The extent of the fall spanned each and every fund in the category - there was not even one left in the green as all 37 posted negative returns. The worst-performers were Birla Sun Life Tax Relief 96 and Franklin India Index Tax as their returns fell by 6.36 per cent and 6.12 per cent respectively.
The biggest fund in this category, Magnum Taxgain, whose assets under management (AUM) as on December 31, 2009 stood at Rs 5,264.85 crore also was awash in red with a negative return of 4.83 per cent. Its returns in December were 4.05 per cent and 7.20 per cent in November.
Equity FMCG, Equity Banking, Equity Pharma and Equity Technology remained in the red after posting a negative 1.68 per cent, 3.03 per cent, 3.10 per cent and 3.16 per cent returns respectively. For Equity Technology the fall was a big one as it had been a star performer in December when it clocked the highest return at 8.31 per cent, and 7.68 per cent in November.

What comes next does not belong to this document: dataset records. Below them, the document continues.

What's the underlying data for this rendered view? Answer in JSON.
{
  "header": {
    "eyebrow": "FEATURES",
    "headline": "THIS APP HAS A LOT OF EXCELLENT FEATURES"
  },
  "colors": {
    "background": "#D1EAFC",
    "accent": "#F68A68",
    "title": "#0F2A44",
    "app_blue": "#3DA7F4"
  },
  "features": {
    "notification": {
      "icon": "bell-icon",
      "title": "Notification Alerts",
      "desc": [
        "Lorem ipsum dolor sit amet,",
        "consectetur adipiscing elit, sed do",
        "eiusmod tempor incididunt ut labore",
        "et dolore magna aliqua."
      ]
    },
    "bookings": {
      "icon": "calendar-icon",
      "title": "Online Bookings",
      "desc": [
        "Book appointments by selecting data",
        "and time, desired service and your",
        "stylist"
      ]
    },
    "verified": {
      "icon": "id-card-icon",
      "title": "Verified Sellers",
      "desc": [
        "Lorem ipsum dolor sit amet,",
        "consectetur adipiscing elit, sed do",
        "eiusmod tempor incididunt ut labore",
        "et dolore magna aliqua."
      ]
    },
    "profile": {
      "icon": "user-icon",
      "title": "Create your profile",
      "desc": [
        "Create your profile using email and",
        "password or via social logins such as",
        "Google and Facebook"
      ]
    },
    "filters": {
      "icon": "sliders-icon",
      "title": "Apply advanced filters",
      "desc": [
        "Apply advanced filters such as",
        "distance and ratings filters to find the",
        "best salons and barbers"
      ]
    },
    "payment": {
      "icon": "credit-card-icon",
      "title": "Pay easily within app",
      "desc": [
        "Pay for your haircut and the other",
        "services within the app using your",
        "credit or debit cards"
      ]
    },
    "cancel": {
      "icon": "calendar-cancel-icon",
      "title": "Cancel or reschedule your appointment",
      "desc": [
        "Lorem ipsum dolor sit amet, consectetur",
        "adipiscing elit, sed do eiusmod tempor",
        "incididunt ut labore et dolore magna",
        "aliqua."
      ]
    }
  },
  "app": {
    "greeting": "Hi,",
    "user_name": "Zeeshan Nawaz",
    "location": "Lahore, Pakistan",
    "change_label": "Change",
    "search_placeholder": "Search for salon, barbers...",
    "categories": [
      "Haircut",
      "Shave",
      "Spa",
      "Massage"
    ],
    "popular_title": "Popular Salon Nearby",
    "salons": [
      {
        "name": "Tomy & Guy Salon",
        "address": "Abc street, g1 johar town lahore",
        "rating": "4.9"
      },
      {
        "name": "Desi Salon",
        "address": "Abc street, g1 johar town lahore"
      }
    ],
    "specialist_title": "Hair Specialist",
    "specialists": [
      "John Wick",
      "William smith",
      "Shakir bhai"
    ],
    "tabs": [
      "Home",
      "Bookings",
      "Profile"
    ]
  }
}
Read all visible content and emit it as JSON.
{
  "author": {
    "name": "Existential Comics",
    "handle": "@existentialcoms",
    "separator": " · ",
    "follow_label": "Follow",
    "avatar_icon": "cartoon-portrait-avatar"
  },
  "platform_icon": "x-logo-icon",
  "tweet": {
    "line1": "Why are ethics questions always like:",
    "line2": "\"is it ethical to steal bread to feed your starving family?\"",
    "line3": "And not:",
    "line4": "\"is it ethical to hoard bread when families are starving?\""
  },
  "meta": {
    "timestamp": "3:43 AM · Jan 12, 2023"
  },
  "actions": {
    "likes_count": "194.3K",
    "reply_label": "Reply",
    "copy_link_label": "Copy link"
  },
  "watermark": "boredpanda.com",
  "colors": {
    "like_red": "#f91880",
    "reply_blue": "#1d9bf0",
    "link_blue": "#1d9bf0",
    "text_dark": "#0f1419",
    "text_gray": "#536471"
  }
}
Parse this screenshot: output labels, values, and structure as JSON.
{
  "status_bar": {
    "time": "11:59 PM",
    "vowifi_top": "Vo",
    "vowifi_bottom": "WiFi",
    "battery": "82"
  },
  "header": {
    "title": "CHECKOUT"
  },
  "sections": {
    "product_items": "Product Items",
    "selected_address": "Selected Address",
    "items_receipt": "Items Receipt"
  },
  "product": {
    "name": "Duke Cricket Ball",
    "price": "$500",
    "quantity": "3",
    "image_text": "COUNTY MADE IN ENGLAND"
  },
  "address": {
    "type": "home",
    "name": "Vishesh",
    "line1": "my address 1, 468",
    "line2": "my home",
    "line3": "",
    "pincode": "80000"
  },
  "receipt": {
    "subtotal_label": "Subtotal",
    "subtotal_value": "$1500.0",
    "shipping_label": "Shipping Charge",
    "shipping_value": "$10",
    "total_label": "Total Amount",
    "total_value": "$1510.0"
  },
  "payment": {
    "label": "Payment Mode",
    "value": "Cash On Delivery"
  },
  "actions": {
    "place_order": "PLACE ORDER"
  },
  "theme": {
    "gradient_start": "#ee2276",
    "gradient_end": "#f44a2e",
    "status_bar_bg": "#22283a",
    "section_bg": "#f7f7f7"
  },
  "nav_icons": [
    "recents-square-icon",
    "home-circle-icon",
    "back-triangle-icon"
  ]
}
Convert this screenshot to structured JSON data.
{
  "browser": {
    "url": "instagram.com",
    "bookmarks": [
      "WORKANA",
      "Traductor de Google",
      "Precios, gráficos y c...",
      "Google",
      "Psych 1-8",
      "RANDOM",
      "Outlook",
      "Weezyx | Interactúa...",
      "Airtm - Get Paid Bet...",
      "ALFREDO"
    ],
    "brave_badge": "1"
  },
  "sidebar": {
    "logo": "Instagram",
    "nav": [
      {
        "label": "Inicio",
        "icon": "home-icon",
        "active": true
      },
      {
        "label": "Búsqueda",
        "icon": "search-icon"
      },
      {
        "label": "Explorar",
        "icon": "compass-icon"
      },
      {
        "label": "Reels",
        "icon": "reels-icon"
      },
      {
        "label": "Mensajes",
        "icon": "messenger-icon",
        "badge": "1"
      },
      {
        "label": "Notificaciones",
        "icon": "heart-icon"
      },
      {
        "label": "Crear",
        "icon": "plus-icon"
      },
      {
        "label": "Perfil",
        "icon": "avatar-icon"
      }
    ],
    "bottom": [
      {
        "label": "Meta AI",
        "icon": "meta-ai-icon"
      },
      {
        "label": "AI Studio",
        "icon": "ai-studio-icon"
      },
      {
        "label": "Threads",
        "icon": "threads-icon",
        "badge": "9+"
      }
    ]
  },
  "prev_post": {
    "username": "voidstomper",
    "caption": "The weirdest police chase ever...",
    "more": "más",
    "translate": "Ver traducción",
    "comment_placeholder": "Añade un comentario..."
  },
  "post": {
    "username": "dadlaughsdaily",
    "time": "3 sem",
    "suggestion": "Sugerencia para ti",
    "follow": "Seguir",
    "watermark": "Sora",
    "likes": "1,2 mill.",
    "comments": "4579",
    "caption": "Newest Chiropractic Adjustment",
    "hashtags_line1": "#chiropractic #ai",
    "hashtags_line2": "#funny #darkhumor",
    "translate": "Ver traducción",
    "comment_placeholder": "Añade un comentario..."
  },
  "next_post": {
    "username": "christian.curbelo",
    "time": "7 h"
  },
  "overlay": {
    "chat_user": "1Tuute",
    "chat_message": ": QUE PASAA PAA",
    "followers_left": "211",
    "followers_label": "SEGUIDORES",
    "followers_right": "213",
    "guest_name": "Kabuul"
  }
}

The balanced funds category too was not able to save itself from a fall. However, it did restrict the losses to a greater extent than the equity diversified and tax planning categories. This category posted a negative 2.47 per cent return, after clocking decent numbers in December and November at 3.35 per cent and 5.1 per cent respectively. Its returns in 2009 were 57.06 per cent.
However, some of its constituent funds were able to stay in the green - ICICI Prudential ChildCare-Gift and HDFC Balanced after they posted 0.22 per cent and 0.04 per cent returns.
JM Balanced posted the worst performance with a negative return of 4.76 per cent.
HDFC Prudence, the biggest fund in this category with an AUM of Rs 3,370.08 crore as on December 31, 2009 however, posted a negative 1.79 per cent return in January. The latter was the best-performing fund in 2009 as it posted a return of 84.84 per cent.